It’s estimated that roughly 15 million people in the United States have diagnosed food allergies that adversely affect the immune system. In all likelihood, there is probably a lot more undiagnosed cases. Therefore, it is important to understand how a food allergy differs from food sensitivity or food intolerance in case you may have been wondering if you might be one of those with a food allergy?
The Difference Between a Food Allergy and Food Sensitivity
A food allergy works by triggering an immediate response in how the immunoglobin E (lgE) antibodies attack the organs. A response could be so severe that it is life-threatening anaphylaxis that can cause death from how the immune system clashes with the proteins in that particular offending food. For the most part, a food allergy can range from hives, itching, swelling, vomiting, wheezing to feeling that your throat is closing up from anaphylactic shock that could kill you in less than 15 minutes without an injection of epinephrine (also called adrenaline) soon after the symptoms start.
On the other hand, food intolerance, also known as non-IgE mediated food hypersensitivity or non-allergic food hypersensitivity, is centered around the digestive track for the most part. Unlike a food allergy, food intolerance does not involve the release of histamine from the immune system. Thus, symptoms are milder and can be delayed for up to six days later. A less common reaction to food sensitivity can result in migraine headaches or coughing, but usually food intolerance is restricted more to gut problems such as a stomachache, diarrhea, constipation, nausea, gas to bloating.
Food Sensitivity Could Be Connected to Quite a Few Chronic Diseases
The interesting thing about food sensitivity is that other diseases may be related such as conditions like arthritis, gastroesophageal reflux, sinus congestion, fibromyalgia to irritable bowel syndrome. The problem is food sensitivity is difficult to diagnose, but it can be done. The test you need to ask for is an IgG blood test.
An IgG test is a specific blood test that checks for 96 antibodies in various foods. The reason this is so something that you may want to think about is because long-term inflammation in the digestive track from food sensitivity can cause leaky gut syndrome over time. Leaky gut syndrome is where some of the undigested food escapes through the deteriorating intestinal walls into your bloodstream.
Common Sources of Food Allergy and Food Sensitivity
The most common food allergy offenders are wheat, milk, eggs, peanuts, tree nuts, fish and shellfish, and soy. However, there are about 170 other foods that also can cause similar problems.

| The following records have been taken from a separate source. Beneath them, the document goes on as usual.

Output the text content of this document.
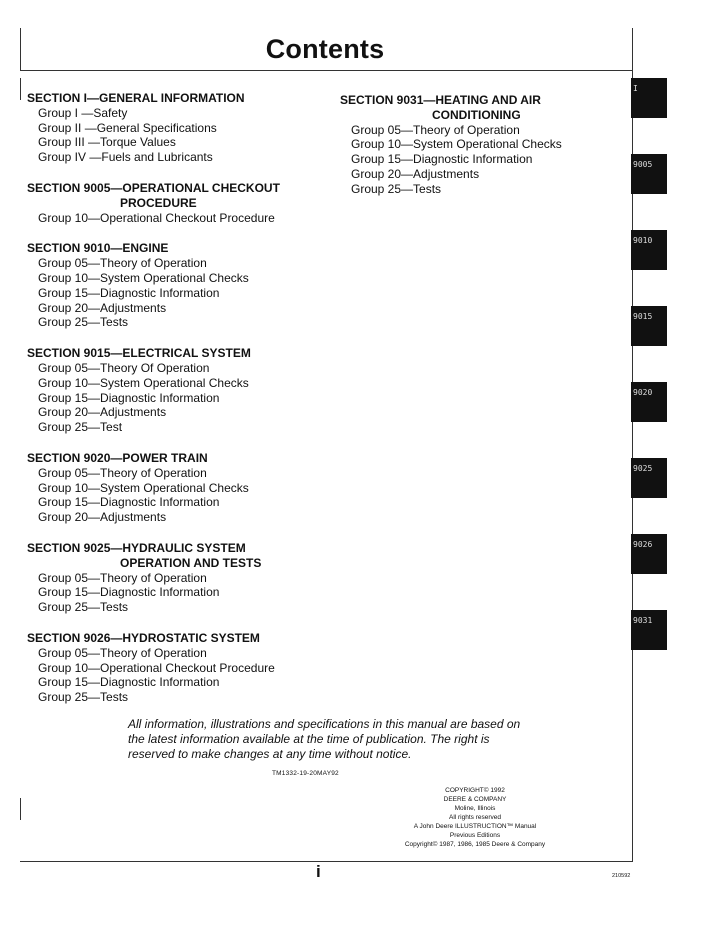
Contents
SECTION I—GENERAL INFORMATION
Group I —Safety
Group II —General Specifications
Group III —Torque Values
Group IV —Fuels and Lubricants
SECTION 9005—OPERATIONAL CHECKOUT
PROCEDURE
Group 10—Operational Checkout Procedure
SECTION 9010—ENGINE
Group 05—Theory of Operation
Group 10—System Operational Checks
Group 15—Diagnostic Information
Group 20—Adjustments
Group 25—Tests
SECTION 9015—ELECTRICAL SYSTEM
Group 05—Theory Of Operation
Group 10—System Operational Checks
Group 15—Diagnostic Information
Group 20—Adjustments
Group 25—Test
SECTION 9020—POWER TRAIN
Group 05—Theory of Operation
Group 10—System Operational Checks
Group 15—Diagnostic Information
Group 20—Adjustments
SECTION 9025—HYDRAULIC SYSTEM
OPERATION AND TESTS
Group 05—Theory of Operation
Group 15—Diagnostic Information
Group 25—Tests
SECTION 9026—HYDROSTATIC SYSTEM
Group 05—Theory of Operation
Group 10—Operational Checkout Procedure
Group 15—Diagnostic Information
Group 25—Tests
SECTION 9031—HEATING AND AIR
CONDITIONING
Group 05—Theory of Operation
Group 10—System Operational Checks
Group 15—Diagnostic Information
Group 20—Adjustments
Group 25—Tests
All information, illustrations and specifications in this manual are based on
the latest information available at the time of publication. The right is
reserved to make changes at any time without notice.
TM1332-19-20MAY92
COPYRIGHT© 1992
DEERE & COMPANY
Moline, Illinois
All rights reserved
A John Deere ILLUSTRUCTION™ Manual
Previous Editions
Copyright© 1987, 1986, 1985 Deere & Company
i	210592
I
9005
9010
9015
9020
9025
9026
9031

If you have a true food allergy, avoid eating that particular food. Wearing a medic alert bracelet or necklace with specifics about your allergy and physician contact is something to consider. Antihistamines also can help a less severe attack from a food allergy.
Anyone suspecting food sensitivity or food intolerance should try a food elimination diet to pinpoint the source of your symptoms. Take this advice as good starting point in your quest to find relief. Needless to say, if you continue suffering please do visit your doctor for a thorough examination. After all, the information that I shared here isn’t meant to diagnose or replace medical expertise, it is only meant to inform.
We are lucky and don’t suffer from food allergies. I know a lot of people increasingly have this problem though.
You know, I have had a lot of unexplained gut pain and i’m wondering if it has to do with allergies. I’m going to track what I eat and when this pain happens.
I hope this helps because some foods can be thought of as either medicine or poison depending on how your own body treats it. Keep in mind that a food sensitivity doesn’t have to show up immediately. It can happen up to six days later.
I think I have pretty much an ‘iron gut’ although I do react to foods with monosodium glutamate for some reason. It just makes me feel odd, I do not think it is an allergy nor anything serious. My husband on the other hand reacts to many things. I never associated it with sinus but for him that would make good sense.
I think many people use allergy and sensitivity interchangeably. I’m glad you distinguished the two. Several of my nephews are allergic to shellfish while a friend has a dairy sensitivity.